Carrying two handbags, she is sweating profusely.

“I could not wait any longer for the weather to cool down,” she says. “I have to go back to Albany.”

Ms Sood is an American citizen on a visit to Delhi. Her parents were from Punjab. Her father worked with the railways in Quetta (in modern-day Pakistan) and had to move to Delhi after partition. She spent the first few years of her life in Paharganj.

“These are the streets of my childhood,” says Ms Sood. “Mother used to dress me in salwar kurtas but sometimes she allowed me to wear long skirts. Once she bought me an orange lehenga. I wore it to watch the dusshera procession.”

On reaching Chhe Tooti chowk, Ms Sood says, “There was a vegetable market here… I also remember Ram Prasad halwai who made sweets in desi ghee… I must show you the street that goes straight to Bangla Sahib (Gurudwara).”

Ms Sood stops at several places to ask shopkeepers the way to the street where she once lived.

“Our home consisted of just one room on the first floor of a building… it was originally a factory to make silver toe-rings.
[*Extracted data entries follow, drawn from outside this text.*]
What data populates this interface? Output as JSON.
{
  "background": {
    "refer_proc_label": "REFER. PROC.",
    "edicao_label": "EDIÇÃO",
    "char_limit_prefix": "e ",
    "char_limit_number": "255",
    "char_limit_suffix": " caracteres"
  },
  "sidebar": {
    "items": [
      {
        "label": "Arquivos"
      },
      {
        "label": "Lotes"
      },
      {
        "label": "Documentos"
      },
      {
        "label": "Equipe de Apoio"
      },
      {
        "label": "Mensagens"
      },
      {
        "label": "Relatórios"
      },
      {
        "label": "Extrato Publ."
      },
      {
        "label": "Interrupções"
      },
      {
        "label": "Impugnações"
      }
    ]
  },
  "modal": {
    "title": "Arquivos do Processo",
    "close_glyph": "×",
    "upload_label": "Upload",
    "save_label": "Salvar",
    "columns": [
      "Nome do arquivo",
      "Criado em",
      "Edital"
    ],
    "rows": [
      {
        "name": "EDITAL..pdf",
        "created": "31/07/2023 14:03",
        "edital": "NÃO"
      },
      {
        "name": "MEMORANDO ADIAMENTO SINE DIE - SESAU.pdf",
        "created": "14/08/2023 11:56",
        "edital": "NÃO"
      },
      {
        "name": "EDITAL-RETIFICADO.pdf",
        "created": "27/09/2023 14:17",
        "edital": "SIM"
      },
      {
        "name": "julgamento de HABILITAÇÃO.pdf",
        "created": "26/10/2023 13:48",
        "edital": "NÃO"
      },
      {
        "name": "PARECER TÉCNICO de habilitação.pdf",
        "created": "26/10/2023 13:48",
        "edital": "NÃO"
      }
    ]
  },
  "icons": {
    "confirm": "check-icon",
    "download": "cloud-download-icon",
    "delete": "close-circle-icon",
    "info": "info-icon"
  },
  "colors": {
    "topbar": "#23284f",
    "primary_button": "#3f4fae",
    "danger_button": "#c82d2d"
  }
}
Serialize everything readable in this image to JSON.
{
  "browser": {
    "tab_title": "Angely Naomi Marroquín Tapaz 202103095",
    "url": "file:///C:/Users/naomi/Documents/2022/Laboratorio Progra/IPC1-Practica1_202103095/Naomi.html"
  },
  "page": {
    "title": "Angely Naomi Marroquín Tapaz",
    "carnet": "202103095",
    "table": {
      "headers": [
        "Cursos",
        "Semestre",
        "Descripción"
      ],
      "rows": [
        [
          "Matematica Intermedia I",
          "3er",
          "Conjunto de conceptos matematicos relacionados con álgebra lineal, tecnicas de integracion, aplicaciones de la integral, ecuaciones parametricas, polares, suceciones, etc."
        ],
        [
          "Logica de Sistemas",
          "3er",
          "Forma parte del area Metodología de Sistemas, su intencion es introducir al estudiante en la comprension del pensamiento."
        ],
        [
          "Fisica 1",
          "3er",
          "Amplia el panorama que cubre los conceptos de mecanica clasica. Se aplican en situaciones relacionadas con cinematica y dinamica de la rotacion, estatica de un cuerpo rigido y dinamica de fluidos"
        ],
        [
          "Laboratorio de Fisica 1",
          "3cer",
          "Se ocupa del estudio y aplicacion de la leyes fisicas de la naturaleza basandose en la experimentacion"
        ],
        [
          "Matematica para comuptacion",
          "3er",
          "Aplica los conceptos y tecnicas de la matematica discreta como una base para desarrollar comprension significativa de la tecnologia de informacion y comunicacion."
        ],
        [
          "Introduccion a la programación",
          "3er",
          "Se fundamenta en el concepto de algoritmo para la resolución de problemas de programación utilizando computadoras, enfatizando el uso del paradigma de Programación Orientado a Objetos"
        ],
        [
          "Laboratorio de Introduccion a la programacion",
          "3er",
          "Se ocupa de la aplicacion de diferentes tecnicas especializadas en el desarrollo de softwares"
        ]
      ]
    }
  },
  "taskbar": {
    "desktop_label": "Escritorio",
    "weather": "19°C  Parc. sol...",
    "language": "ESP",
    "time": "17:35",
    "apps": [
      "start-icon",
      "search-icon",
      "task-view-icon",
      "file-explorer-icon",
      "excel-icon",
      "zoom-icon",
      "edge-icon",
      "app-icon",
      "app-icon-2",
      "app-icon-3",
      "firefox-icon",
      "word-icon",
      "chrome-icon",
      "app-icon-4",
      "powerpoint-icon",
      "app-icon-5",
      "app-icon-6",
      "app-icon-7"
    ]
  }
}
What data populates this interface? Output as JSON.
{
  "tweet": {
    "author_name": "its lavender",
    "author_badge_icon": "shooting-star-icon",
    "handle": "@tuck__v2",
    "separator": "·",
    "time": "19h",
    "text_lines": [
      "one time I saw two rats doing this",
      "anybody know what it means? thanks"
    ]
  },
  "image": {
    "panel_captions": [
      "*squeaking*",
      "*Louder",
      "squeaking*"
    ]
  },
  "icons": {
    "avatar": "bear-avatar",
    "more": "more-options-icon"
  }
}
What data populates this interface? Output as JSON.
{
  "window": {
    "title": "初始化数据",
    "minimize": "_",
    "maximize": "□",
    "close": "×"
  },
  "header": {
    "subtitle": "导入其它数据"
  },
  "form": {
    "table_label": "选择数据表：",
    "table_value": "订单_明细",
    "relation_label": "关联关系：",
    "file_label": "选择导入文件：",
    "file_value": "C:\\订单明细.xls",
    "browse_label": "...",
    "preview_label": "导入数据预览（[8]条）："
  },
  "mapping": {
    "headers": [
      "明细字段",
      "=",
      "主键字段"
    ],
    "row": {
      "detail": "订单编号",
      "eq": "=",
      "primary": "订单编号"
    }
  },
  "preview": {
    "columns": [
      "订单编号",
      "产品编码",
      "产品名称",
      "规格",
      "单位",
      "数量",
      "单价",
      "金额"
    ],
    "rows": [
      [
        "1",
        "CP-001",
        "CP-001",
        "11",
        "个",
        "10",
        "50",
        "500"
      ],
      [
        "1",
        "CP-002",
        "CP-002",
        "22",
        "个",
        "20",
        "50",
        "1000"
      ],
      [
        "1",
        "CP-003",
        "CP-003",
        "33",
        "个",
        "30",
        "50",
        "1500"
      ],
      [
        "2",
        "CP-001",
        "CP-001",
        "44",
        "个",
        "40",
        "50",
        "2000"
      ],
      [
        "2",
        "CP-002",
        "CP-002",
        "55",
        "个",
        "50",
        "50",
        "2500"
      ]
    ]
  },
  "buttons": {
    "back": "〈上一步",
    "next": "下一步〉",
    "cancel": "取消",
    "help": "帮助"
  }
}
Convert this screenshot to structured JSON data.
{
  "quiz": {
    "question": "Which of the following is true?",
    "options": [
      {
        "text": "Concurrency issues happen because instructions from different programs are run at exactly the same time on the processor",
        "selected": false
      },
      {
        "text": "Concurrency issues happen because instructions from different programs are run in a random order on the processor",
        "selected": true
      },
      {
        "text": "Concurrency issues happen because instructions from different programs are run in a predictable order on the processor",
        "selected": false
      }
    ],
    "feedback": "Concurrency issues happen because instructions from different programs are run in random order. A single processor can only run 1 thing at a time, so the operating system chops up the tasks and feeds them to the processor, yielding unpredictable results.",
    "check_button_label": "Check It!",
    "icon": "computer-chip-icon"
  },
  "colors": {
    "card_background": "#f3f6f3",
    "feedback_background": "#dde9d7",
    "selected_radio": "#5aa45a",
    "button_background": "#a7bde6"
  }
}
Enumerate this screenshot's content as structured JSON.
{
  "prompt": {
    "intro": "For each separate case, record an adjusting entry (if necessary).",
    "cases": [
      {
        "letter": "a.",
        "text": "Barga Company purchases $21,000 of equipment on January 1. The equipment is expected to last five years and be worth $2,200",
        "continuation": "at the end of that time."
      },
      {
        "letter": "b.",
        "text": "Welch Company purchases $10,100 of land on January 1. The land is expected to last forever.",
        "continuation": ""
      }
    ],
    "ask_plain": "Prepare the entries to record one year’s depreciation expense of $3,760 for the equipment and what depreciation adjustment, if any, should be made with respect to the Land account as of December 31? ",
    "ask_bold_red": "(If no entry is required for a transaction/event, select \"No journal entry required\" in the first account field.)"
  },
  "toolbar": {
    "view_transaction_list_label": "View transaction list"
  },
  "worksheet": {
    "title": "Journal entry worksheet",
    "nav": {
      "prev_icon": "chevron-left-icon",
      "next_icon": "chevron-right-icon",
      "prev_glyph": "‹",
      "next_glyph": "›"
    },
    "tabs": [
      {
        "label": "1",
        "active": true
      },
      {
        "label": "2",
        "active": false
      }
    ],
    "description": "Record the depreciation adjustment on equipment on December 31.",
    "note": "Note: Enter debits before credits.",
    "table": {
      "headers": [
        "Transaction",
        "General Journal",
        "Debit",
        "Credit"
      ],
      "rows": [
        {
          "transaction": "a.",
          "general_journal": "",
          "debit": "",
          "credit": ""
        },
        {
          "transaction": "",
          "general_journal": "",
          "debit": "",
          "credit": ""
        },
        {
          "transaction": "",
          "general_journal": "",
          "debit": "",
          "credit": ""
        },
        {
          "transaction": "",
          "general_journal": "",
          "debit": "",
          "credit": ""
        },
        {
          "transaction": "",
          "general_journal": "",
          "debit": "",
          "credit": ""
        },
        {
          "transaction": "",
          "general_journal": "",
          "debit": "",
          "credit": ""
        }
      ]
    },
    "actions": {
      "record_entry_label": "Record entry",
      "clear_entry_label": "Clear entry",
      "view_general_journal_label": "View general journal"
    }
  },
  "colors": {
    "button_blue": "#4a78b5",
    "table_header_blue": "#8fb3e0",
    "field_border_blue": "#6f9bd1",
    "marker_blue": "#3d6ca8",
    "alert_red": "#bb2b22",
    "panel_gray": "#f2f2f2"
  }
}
When we arrived in Delhi, we were allotted a camp outside New Delhi railway station. The first priority for the refugees was to find a house. The resourceful amongst us would hunt for houses abandoned by Muslims who had gone to Pakistan. But father said that the government would arrange for our housing. It was mother who would go out. Those were dangerous times. People sometimes killed each other over these houses. Mother ultimately found a room in Ramnath Patwa.”

On emerging out of yet another lane, Ms Sood comes across a ruined building; it has a sloping roof. “My God, it is still standing!”

This was her first school. The door is locked. The windows are cobwebbed.

Walking from one serpentine lane into another, Ms Sood stops briefly to catch her breath. “Everyone suffered during partition. Mother told me about a Muslim woman who climbed a tree outside the (New Delhi) railway station to save herself from a mob. She was wearing a burqa… she had a rifle. The story goes that she killed quite a few of her attackers before she was killed herself.”

Finally, we reach Ramnath Patwa. “The house must be somewhere here.” Ms Sood stops outside a doorway. There is a small courtyard inside. “Yes, this is it! The toilets were just beside the main door. The entrance used to stink. I covered my nose each time I would enter. The stairs to our house were on the left, just after the latrines… oh, the toilets are still there!”

Hesitating for a moment, she says, “I’m going inside.”

The courtyard is empty but gradually fills up with men, women and children who emerge out from the surrounding single-room homes. Ms Sood tells them, “I lived here many, many years ago.”

One of the women walks towards her and says, “All the old families have gone.” Ms Sood looks around with a searching eye, her head raised upwards: “That is mother’s home!”

The house is bolted. The current owners live somewhere else. Ms Sood sits down on the stairs. “My parents had to struggle a lot. We had no running water. Every day mother had to go outside to collect water from a public tap. Sometimes she even washed clothes outside… there are so many memories… I had an elder brother. He died in this house. He had measles. To this day I remember the sight of his body laid out on the floor of this house….”

Ms Sood has three siblings. She has two children, and a grandchild. All of them are in America. Her mother, in New Jersey, is in her nineties now. Ms Sood will fly home soon.